A Virginia-based ex-Pentagon official said FBI agents were knocking at his door at 6:30 am in May, cited by Medium.com. Maloof had travelled to Mashhad in northeast Iran to attend last year's NHC and was one of the guests invited to the next conference which is to be held in the Lebanese capital of Beirut in September. The agents, however, warned him of consequences if he decides to attend.
In July, the FBI reportedly sent agents to the Florida home of Scott Rickard, a former translator with the US Air Force and the US National Security Agency (NSA) who once attended New Horizon, also warning him to skip the conference or face arrest.
The bureau also reportedly approached former State Department diplomat J. Michael Springmann, asking him over the phone to attend a meeting and answer a few questions about the conference, but he turned down the request. Vernellia Randall, an African American academic who wrote the book "Dying while Black," and who attended the conference in Tehran in 2015, was also visited by the FBI.

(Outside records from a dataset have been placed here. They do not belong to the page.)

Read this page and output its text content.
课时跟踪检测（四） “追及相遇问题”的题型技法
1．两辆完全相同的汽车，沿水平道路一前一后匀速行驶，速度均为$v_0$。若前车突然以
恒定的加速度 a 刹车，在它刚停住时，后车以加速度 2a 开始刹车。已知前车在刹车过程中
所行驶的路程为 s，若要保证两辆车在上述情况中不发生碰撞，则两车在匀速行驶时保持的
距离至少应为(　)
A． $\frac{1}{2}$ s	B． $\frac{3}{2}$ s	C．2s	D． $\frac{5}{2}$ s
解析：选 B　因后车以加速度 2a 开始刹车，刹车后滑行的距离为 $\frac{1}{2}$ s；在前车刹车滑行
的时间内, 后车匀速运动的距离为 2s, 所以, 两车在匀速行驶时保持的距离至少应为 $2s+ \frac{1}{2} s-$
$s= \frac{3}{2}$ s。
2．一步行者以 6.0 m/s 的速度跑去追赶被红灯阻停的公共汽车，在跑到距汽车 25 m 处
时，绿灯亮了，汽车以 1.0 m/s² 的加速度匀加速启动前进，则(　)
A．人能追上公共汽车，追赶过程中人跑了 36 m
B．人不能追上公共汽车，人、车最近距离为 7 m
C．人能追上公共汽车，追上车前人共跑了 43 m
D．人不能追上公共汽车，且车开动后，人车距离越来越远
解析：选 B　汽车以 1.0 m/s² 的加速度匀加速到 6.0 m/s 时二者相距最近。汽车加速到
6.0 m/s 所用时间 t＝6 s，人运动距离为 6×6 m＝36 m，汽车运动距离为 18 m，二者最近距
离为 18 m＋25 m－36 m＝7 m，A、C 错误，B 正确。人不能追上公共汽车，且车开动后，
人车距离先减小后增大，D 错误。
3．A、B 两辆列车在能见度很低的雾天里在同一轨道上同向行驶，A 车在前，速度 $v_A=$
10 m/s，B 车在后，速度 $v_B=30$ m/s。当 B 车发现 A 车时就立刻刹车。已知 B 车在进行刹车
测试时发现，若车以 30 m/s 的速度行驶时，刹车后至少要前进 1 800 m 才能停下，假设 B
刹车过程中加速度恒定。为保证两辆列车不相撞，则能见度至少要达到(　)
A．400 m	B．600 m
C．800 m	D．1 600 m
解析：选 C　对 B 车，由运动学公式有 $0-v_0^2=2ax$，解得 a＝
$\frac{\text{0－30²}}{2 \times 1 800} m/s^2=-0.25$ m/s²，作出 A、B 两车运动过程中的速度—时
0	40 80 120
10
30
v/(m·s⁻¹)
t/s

Hicks said the FBI’s intimidation techniques set a “new low” in America’s approach to its relationship with Tel Aviv, where it has constantly backed the regime despite its many atrocities against the people of Palestine, Lebanon and more recently Syria. Later Hicks told Press TV that the FBI turned up at his door and warned him that New Horizon was being held by what they called “Iranian intelligence” without giving any evidence.
Nader Talebzadeh, the renowned Iranian intellectual and journalist who chairs the New Horizon organization, has filed a petition with the Treasury, appealing the decision.
“The consequence of your highly inaccurate and inflammatory allegations have had the result of seriously damaging our reputation, costing us a major loss of business and longtime friendships,” he wrote in the petition, adding that the NHC is a forum for free thought and expression of these thoughts.